1.) Don’t You Dare Snooze That Alarm – What’s done is done. An extra 10 minutes of sleep isn’t going to change the fact that you’re about to walk into your place of work looking like a zombie running a fever.

2.) Put Some Good Into Your Body – We’ve got good news and bad news. The good news is we’ve got a definite answer on whether or not there’s an official hangover cure, the bad news is that the answer is “no.” Start with a gigantic glass of water and a couple ibuprofen to combat the screamer of a headache that has camped out in your skull. Does Aspirin work? Nope. According to Medical News Today, “aspirin can aggravate gastritis and increase the risk of gastric erosion and bleeding.” We’ll also allow a single iced coffee to pry your eyes open, but nothing more. You’re dehydrated, and 8 coffees will only make it worse.

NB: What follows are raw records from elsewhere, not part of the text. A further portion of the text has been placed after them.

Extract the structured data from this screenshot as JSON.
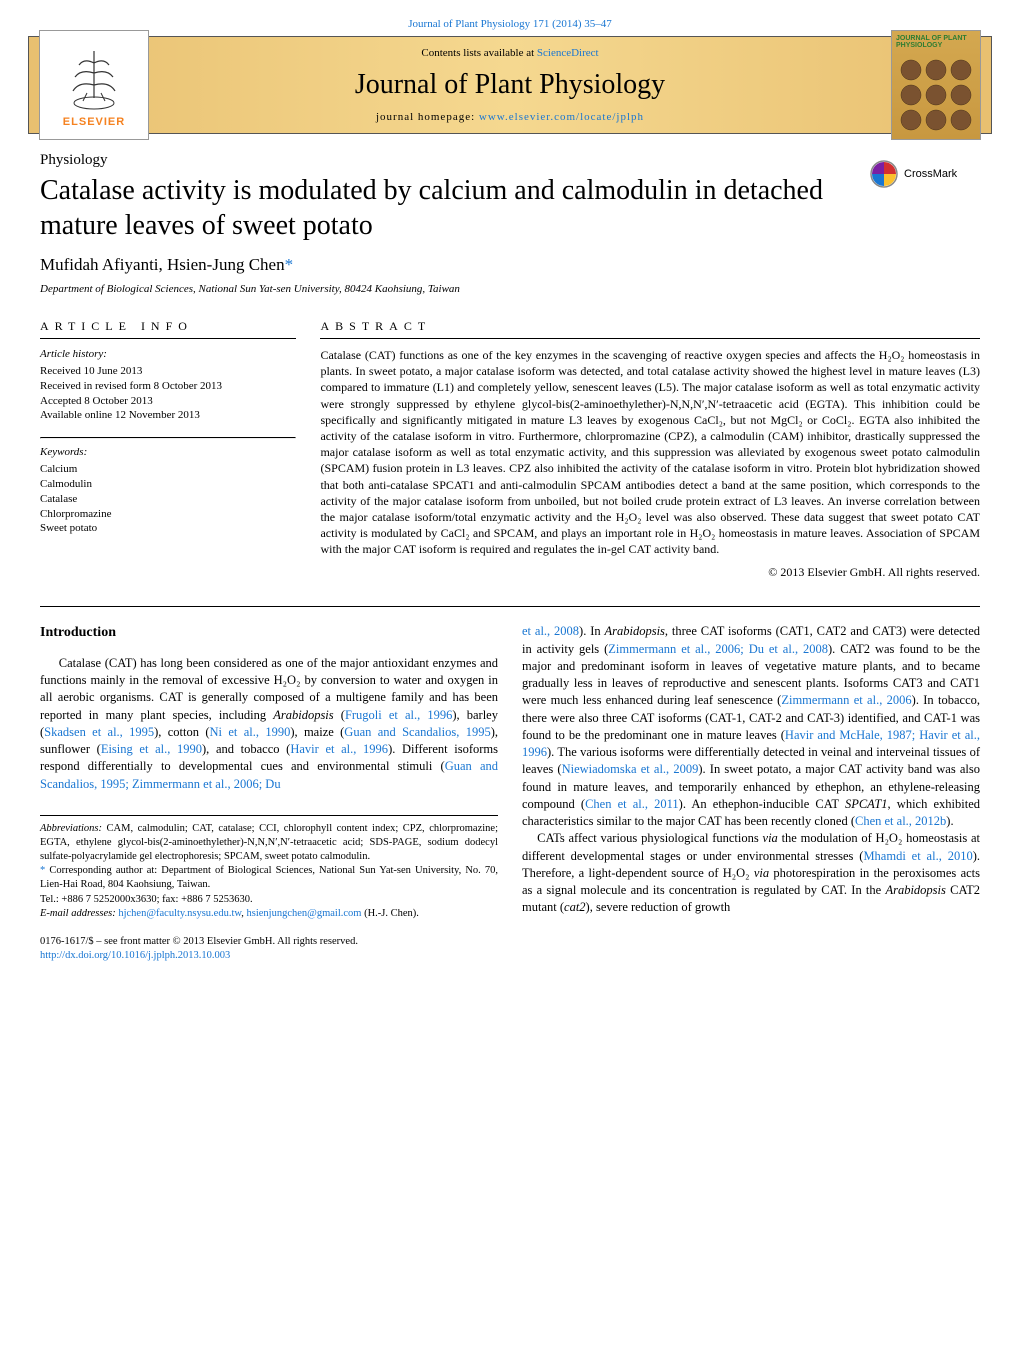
{
  "header": {
    "top_citation": "Journal of Plant Physiology 171 (2014) 35–47",
    "contents_line_pre": "Contents lists available at ",
    "contents_line_link": "ScienceDirect",
    "journal_name": "Journal of Plant Physiology",
    "homepage_pre": "journal homepage: ",
    "homepage_link": "www.elsevier.com/locate/jplph",
    "elsevier_text": "ELSEVIER",
    "cover_text": "JOURNAL OF PLANT PHYSIOLOGY"
  },
  "colors": {
    "link": "#1976d2",
    "gradient_start": "#e8c070",
    "gradient_mid": "#f5d890",
    "elsevier_orange": "#f58220",
    "cover_green": "#2e7d32"
  },
  "article": {
    "section_label": "Physiology",
    "title": "Catalase activity is modulated by calcium and calmodulin in detached mature leaves of sweet potato",
    "crossmark_label": "CrossMark",
    "authors": "Mufidah Afiyanti, Hsien-Jung Chen",
    "author_asterisk": "*",
    "affiliation": "Department of Biological Sciences, National Sun Yat-sen University, 80424 Kaohsiung, Taiwan"
  },
  "info": {
    "heading": "article info",
    "history_head": "Article history:",
    "history_lines": [
      "Received 10 June 2013",
      "Received in revised form 8 October 2013",
      "Accepted 8 October 2013",
      "Available online 12 November 2013"
    ],
    "keywords_head": "Keywords:",
    "keywords": [
      "Calcium",
      "Calmodulin",
      "Catalase",
      "Chlorpromazine",
      "Sweet potato"
    ]
  },
  "abstract": {
    "heading": "abstract",
    "text": "Catalase (CAT) functions as one of the key enzymes in the scavenging of reactive oxygen species and affects the H₂O₂ homeostasis in plants. In sweet potato, a major catalase isoform was detected, and total catalase activity showed the highest level in mature leaves (L3) compared to immature (L1) and completely yellow, senescent leaves (L5). The major catalase isoform as well as total enzymatic activity were strongly suppressed by ethylene glycol-bis(2-aminoethylether)-N,N,N′,N′-tetraacetic acid (EGTA). This inhibition could be specifically and significantly mitigated in mature L3 leaves by exogenous CaCl₂, but not MgCl₂ or CoCl₂. EGTA also inhibited the activity of the catalase isoform in vitro. Furthermore, chlorpromazine (CPZ), a calmodulin (CAM) inhibitor, drastically suppressed the major catalase isoform as well as total enzymatic activity, and this suppression was alleviated by exogenous sweet potato calmodulin (SPCAM) fusion protein in L3 leaves. CPZ also inhibited the activity of the catalase isoform in vitro. Protein blot hybridization showed that both anti-catalase SPCAT1 and anti-calmodulin SPCAM antibodies detect a band at the same position, which corresponds to the activity of the major catalase isoform from unboiled, but not boiled crude protein extract of L3 leaves. An inverse correlation between the major catalase isoform/total enzymatic activity and the H₂O₂ level was also observed. These data suggest that sweet potato CAT activity is modulated by CaCl₂ and SPCAM, and plays an important role in H₂O₂ homeostasis in mature leaves. Association of SPCAM with the major CAT isoform is required and regulates the in-gel CAT activity band.",
    "copyright": "© 2013 Elsevier GmbH. All rights reserved."
  },
  "body": {
    "intro_heading": "Introduction",
    "col1_html": "Catalase (CAT) has long been considered as one of the major antioxidant enzymes and functions mainly in the removal of excessive H₂O₂ by conversion to water and oxygen in all aerobic organisms. CAT is generally composed of a multigene family and has been reported in many plant species, including <i>Arabidopsis</i> (<span class='ref-link'>Frugoli et al., 1996</span>), barley (<span class='ref-link'>Skadsen et al., 1995</span>), cotton (<span class='ref-link'>Ni et al., 1990</span>), maize (<span class='ref-link'>Guan and Scandalios, 1995</span>), sunflower (<span class='ref-link'>Eising et al., 1990</span>), and tobacco (<span class='ref-link'>Havir et al., 1996</span>). Different isoforms respond differentially to developmental cues and environmental stimuli (<span class='ref-link'>Guan and Scandalios, 1995; Zimmermann et al., 2006; Du</span>",
    "col2_html": "<span class='ref-link'>et al., 2008</span>). In <i>Arabidopsis</i>, three CAT isoforms (CAT1, CAT2 and CAT3) were detected in activity gels (<span class='ref-link'>Zimmermann et al., 2006; Du et al., 2008</span>). CAT2 was found to be the major and predominant isoform in leaves of vegetative mature plants, and to became gradually less in leaves of reproductive and senescent plants. Isoforms CAT3 and CAT1 were much less enhanced during leaf senescence (<span class='ref-link'>Zimmermann et al., 2006</span>). In tobacco, there were also three CAT isoforms (CAT-1, CAT-2 and CAT-3) identified, and CAT-1 was found to be the predominant one in mature leaves (<span class='ref-link'>Havir and McHale, 1987; Havir et al., 1996</span>). The various isoforms were differentially detected in veinal and interveinal tissues of leaves (<span class='ref-link'>Niewiadomska et al., 2009</span>). In sweet potato, a major CAT activity band was also found in mature leaves, and temporarily enhanced by ethephon, an ethylene-releasing compound (<span class='ref-link'>Chen et al., 2011</span>). An ethephon-inducible CAT <i>SPCAT1</i>, which exhibited characteristics similar to the major CAT has been recently cloned (<span class='ref-link'>Chen et al., 2012b</span>).<br>&nbsp;&nbsp;&nbsp;&nbsp;CATs affect various physiological functions <i>via</i> the modulation of H₂O₂ homeostasis at different developmental stages or under environmental stresses (<span class='ref-link'>Mhamdi et al., 2010</span>). Therefore, a light-dependent source of H₂O₂ <i>via</i> photorespiration in the peroxisomes acts as a signal molecule and its concentration is regulated by CAT. In the <i>Arabidopsis</i> CAT2 mutant (<i>cat2</i>), severe reduction of growth"
  },
  "footnotes": {
    "abbrev_label": "Abbreviations:",
    "abbrev_text": " CAM, calmodulin; CAT, catalase; CCI, chlorophyll content index; CPZ, chlorpromazine; EGTA, ethylene glycol-bis(2-aminoethylether)-N,N,N′,N′-tetraacetic acid; SDS-PAGE, sodium dodecyl sulfate-polyacrylamide gel electrophoresis; SPCAM, sweet potato calmodulin.",
    "corr_mark": "*",
    "corr_text": " Corresponding author at: Department of Biological Sciences, National Sun Yat-sen University, No. 70, Lien-Hai Road, 804 Kaohsiung, Taiwan.",
    "tel": "Tel.: +886 7 5252000x3630; fax: +886 7 5253630.",
    "email_label": "E-mail addresses: ",
    "email1": "hjchen@faculty.nsysu.edu.tw",
    "email_sep": ", ",
    "email2": "hsienjungchen@gmail.com",
    "email_tail": " (H.-J. Chen)."
  },
  "footer": {
    "line1": "0176-1617/$ – see front matter © 2013 Elsevier GmbH. All rights reserved.",
    "doi": "http://dx.doi.org/10.1016/j.jplph.2013.10.003"
  }
}
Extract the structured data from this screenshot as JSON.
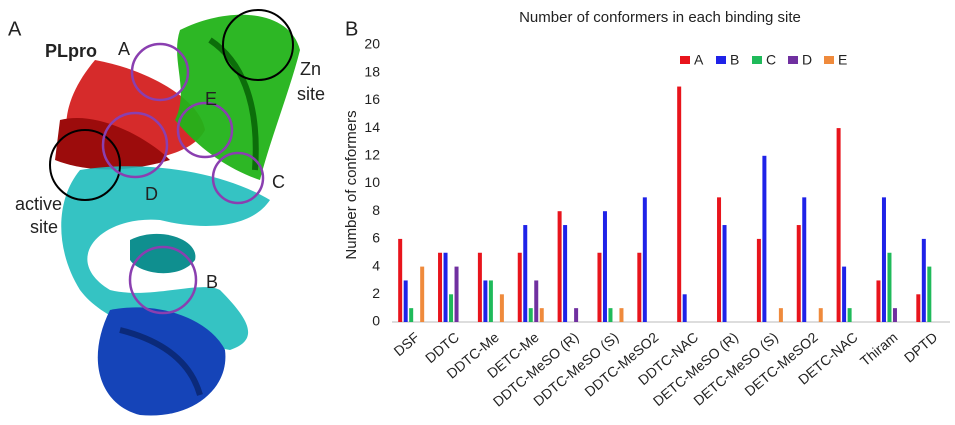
{
  "panel_a": {
    "letter": "A",
    "protein": "PLpro",
    "site_a": "A",
    "site_e": "E",
    "zn_site": [
      "Zn",
      "site"
    ],
    "active_site": [
      "active",
      "site"
    ],
    "site_d": "D",
    "site_c": "C",
    "site_b": "B"
  },
  "panel_b": {
    "letter": "B"
  },
  "chart_data": {
    "type": "bar",
    "title": "Number of conformers in each binding site",
    "y_label": "Number of conformers",
    "categories": [
      "DSF",
      "DDTC",
      "DDTC-Me",
      "DETC-Me",
      "DDTC-MeSO (R)",
      "DDTC-MeSO (S)",
      "DDTC-MeSO2",
      "DDTC-NAC",
      "DETC-MeSO (R)",
      "DETC-MeSO (S)",
      "DETC-MeSO2",
      "DETC-NAC",
      "Thiram",
      "DPTD"
    ],
    "series": [
      {
        "name": "A",
        "color": "#e8141c",
        "values": [
          6,
          5,
          5,
          5,
          8,
          5,
          5,
          17,
          9,
          6,
          7,
          14,
          3,
          2
        ]
      },
      {
        "name": "B",
        "color": "#1f22e8",
        "values": [
          3,
          5,
          3,
          7,
          7,
          8,
          9,
          2,
          7,
          12,
          9,
          4,
          9,
          6
        ]
      },
      {
        "name": "C",
        "color": "#1fba5a",
        "values": [
          1,
          2,
          3,
          1,
          0,
          1,
          0,
          0,
          0,
          0,
          0,
          1,
          5,
          4
        ]
      },
      {
        "name": "D",
        "color": "#7030a0",
        "values": [
          0,
          4,
          0,
          3,
          1,
          0,
          0,
          0,
          0,
          0,
          0,
          0,
          1,
          0
        ]
      },
      {
        "name": "E",
        "color": "#ef8a3c",
        "values": [
          4,
          0,
          2,
          1,
          0,
          1,
          0,
          0,
          0,
          1,
          1,
          0,
          0,
          0
        ]
      }
    ],
    "ylim": [
      0,
      20
    ],
    "yticks": [
      0,
      2,
      4,
      6,
      8,
      10,
      12,
      14,
      16,
      18,
      20
    ],
    "grid": false,
    "legend": "top"
  }
}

3.) Never Let Anyone Know How Bad It Really Is – When one of your coworkers notices the fact that you look like you were hit by a semi-truck the night before and asks you about it, play it down with “didn’t sleep well, all good though.” They’ll look at you weird at first, but before they can follow up you’ll already be at your station pretending to do side work.

4.) The Walk In Is Your Friend – Every spare moment you have, hide in it. Your soul is bruised and swollen, and it needs to be iced. If someone catches you, just tell them you were checking on the kegs (even though you were laying on the kegs).

5.) Bacon – Find it. It’s somewhere in the kitchen. Be honest with one of your BOH buddies, let them know this is a make-or-break situation—they might just fry a couple pieces up for you to gobble up in secret like a dumpster troll. If you have to pay for it, fine. As long as you get your filthy paws on some crispy pork. According to researchers, “Food doesn’t soak up the alcohol, but it does increase your metabolism, helping you deal with the after-effects of over indulgence. So food will often help you feel better.” If you yourself are BOH, you already know what to do.

6.) Customers Don’t Know (or Care) – Look, you’re not going to win any “pristine hospitality” awards today. You just need to fly under the radar and make sure nothing from the night before bleeds into your shift. Don’t get too close to your tables when suggesting menu items; you reek of booze. I know you brushed your teeth twice this morning and took an aggressive shower, but the toxins are still making their way out of your body. Keep a safe distance and enunciate your words, there’s nothing to see here.

7.) Send The Dog and it’s Hair Away – A common misconception is that a little “hair of the dog” will bring you right back to life. That’s a shortsighted decision, and will only prolong this terrible sickness into tomorrow. Your bartender might offer you a little shooter of something, or if you’re behind the sticks, you might offer yourself a little shooter of something—just hold off. If you need a bloody mary to take the edge off, wait until you clock out. Trust us, it’ll taste better when the only responsibility left is sleeping (passing out).

And for those that hate to read, the short answer is this: Your shift is going to be brutal, but tomorrow is a new day—you got this.